In an interview after the film's release, Evans said: "I thought of the film as a cinematic corollary to that book, which looked at Black gay life from different perspectives. I thought the piece was about relationships between Black men; the relationships were not necessarily sexual and the men were not necessarily gay."

The film was shot in 16mm and later blown up to 35mm.

==Reception==
The film received positive reviews from critics, who applauded its handling of themes of queer community and racial turmoil and fetishization. At NPR, Allison Keyes wrote that "the voices of gay activists were often silenced during the civil rights movement and, before that, the Harlem Renaissance" and "Brother to Brother examines this silence."

In a positive review, Ty Burr of The Boston Globe wrote, "The larger context -- of whether the African-American struggle can include black homosexuality as part of its rebellion and one of its voices without having a meltdown -- is put across with admirable finesse. It isn't merely nice that Perry can take strength from a survivor like Nugent. As this promising film insists, it's necessary."

Michael D. Klemm wrote in Cinema Queer that the film is "a revelation," "beautifully acted and directed" and "almost overflows with ideas".

On review aggregate site Rotten Tomatoes, Brother to Brother has an approval rating of 76% based on 45 critics' reviews. The site's critics consensus states: "Led by two fine lead performances, Brother to Brother is a moving and thought-provoking dramatization of the Harlem Renaissance."
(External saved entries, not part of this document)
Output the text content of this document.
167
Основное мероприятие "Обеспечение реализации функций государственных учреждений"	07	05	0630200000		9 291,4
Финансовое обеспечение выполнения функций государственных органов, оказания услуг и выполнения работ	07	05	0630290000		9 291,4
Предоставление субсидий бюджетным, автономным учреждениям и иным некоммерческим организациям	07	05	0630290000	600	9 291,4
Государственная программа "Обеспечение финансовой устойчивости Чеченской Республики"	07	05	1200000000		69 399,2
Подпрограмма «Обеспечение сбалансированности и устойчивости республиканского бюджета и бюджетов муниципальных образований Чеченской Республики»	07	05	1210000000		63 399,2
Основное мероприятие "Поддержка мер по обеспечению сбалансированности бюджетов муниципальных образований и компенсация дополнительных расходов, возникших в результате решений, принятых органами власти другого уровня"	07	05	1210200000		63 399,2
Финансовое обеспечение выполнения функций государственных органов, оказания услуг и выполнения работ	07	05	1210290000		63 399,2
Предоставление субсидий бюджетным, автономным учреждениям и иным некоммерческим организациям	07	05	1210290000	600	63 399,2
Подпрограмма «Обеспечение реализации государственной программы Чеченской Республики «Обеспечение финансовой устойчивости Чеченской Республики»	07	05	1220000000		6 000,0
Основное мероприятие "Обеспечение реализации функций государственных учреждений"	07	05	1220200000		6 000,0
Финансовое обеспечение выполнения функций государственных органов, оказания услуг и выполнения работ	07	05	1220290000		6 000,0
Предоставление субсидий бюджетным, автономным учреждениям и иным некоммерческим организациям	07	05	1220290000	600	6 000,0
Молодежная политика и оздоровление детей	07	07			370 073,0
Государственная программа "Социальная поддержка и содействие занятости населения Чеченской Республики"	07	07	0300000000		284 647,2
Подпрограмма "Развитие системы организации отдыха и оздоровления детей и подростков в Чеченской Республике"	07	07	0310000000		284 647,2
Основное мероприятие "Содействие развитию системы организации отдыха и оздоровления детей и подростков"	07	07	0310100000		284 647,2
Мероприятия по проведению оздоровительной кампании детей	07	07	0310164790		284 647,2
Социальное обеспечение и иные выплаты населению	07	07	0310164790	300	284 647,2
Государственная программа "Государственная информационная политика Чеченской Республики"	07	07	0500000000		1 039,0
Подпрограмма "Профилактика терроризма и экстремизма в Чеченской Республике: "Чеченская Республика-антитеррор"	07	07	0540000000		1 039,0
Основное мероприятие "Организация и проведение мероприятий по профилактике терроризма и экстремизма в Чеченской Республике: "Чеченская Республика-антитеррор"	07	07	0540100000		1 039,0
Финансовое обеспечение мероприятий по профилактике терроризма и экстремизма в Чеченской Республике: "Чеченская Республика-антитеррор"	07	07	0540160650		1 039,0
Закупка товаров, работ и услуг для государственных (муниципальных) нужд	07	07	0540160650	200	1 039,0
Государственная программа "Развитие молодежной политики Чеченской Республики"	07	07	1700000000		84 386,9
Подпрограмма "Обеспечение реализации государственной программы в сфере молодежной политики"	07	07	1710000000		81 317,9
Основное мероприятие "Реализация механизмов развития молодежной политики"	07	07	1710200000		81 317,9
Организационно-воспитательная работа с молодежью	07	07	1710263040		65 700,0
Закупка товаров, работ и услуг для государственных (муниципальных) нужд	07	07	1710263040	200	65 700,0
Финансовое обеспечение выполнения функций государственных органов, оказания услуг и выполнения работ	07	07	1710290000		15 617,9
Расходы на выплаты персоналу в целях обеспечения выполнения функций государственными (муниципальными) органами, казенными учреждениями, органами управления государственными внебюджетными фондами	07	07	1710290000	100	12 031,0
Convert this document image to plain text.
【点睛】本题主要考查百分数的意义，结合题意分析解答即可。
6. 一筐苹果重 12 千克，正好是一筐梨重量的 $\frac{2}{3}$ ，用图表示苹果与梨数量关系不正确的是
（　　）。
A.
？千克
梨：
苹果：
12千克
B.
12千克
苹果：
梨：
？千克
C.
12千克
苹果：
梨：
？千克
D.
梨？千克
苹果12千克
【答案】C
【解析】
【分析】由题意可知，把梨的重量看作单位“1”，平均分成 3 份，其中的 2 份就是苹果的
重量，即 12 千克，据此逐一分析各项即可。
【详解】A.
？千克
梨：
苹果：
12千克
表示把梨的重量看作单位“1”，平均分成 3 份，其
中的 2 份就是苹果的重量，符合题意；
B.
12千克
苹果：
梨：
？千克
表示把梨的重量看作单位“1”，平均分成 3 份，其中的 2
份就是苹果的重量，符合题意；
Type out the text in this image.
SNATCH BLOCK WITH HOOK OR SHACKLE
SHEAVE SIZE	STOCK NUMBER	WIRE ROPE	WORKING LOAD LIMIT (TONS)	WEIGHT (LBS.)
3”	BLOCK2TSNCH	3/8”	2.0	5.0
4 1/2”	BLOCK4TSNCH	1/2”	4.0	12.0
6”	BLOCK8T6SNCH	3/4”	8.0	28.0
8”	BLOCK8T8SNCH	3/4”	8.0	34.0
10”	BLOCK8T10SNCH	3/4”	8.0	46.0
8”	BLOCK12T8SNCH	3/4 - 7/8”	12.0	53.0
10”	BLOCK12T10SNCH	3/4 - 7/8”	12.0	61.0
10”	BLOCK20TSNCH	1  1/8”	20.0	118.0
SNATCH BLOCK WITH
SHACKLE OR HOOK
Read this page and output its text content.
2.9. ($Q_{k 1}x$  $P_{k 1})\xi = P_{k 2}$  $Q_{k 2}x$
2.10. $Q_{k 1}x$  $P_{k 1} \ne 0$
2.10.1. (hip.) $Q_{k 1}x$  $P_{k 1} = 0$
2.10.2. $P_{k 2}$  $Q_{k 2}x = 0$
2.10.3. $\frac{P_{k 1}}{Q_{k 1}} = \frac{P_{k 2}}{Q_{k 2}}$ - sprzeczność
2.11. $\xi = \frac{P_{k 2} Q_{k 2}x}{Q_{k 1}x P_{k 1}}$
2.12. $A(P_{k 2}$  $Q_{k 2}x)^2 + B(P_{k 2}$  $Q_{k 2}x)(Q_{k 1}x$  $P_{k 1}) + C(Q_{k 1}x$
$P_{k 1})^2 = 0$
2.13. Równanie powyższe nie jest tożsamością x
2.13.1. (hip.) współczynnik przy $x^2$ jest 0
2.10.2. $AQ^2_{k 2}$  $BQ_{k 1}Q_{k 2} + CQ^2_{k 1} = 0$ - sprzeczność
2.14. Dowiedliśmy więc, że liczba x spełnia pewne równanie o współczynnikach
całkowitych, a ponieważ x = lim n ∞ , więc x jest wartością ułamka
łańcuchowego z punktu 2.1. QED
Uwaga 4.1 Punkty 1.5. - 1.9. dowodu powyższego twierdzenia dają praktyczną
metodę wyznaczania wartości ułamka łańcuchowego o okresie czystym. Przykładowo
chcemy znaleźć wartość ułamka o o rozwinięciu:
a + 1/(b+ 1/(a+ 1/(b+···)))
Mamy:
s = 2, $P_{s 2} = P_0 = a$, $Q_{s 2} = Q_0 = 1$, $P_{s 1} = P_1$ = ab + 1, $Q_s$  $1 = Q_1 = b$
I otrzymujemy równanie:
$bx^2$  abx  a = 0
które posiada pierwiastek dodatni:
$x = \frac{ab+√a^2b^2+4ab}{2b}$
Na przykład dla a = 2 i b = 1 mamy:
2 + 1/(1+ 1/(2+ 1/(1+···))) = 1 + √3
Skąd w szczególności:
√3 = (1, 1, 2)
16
==Awards and nominations==
- Gotham Independent Film Award for Breakthrough Actor: Anthony Mackie - nominated; Gotham Independent Film Award for Breakthrough Director: Rodney Evans - nominated (2004)
- Miami Gay and Lesbian Film Festival Jury Award best Fiction Feature - winner (2004)
- New York Lesbian and Gay Film Festival Vanguard Award - winner (2004)
- Philadelphia International Gay and Lesbian Film Festival, Jury Award for Best Feature Film - winner (2004)
- Outfest Grand Jury Award, Outstanding Actor in a Feature Film: Roger Robinson - winner; Outstanding American Narrative Feature - winner (2004)
- San Francisco International Lesbian & Gay Film Festival Audience Award Best Feature - winner (2004)
- Sundance Film Festival Special Jury Prize, Dramatic - winner; Grand Jury Prize, Dramatic - nominated (2004)
- GLAAD Media Awards Outstanding Film Limited Release - nominated (2005)
- Glitter Awards Best Feature Indie Gay Film - winner (2005)
- Independent Spirit Awards Best Debut Performance: Anthony Mackie - nominated; Best Supporting Male: Roger Robinson - nominated; Best First Screenplay: Rodney Evans - nominated; Best First Feature - nominated (2005)

==Home media==
Brother to Brother was released on Region 1 DVD on June 14, 2004.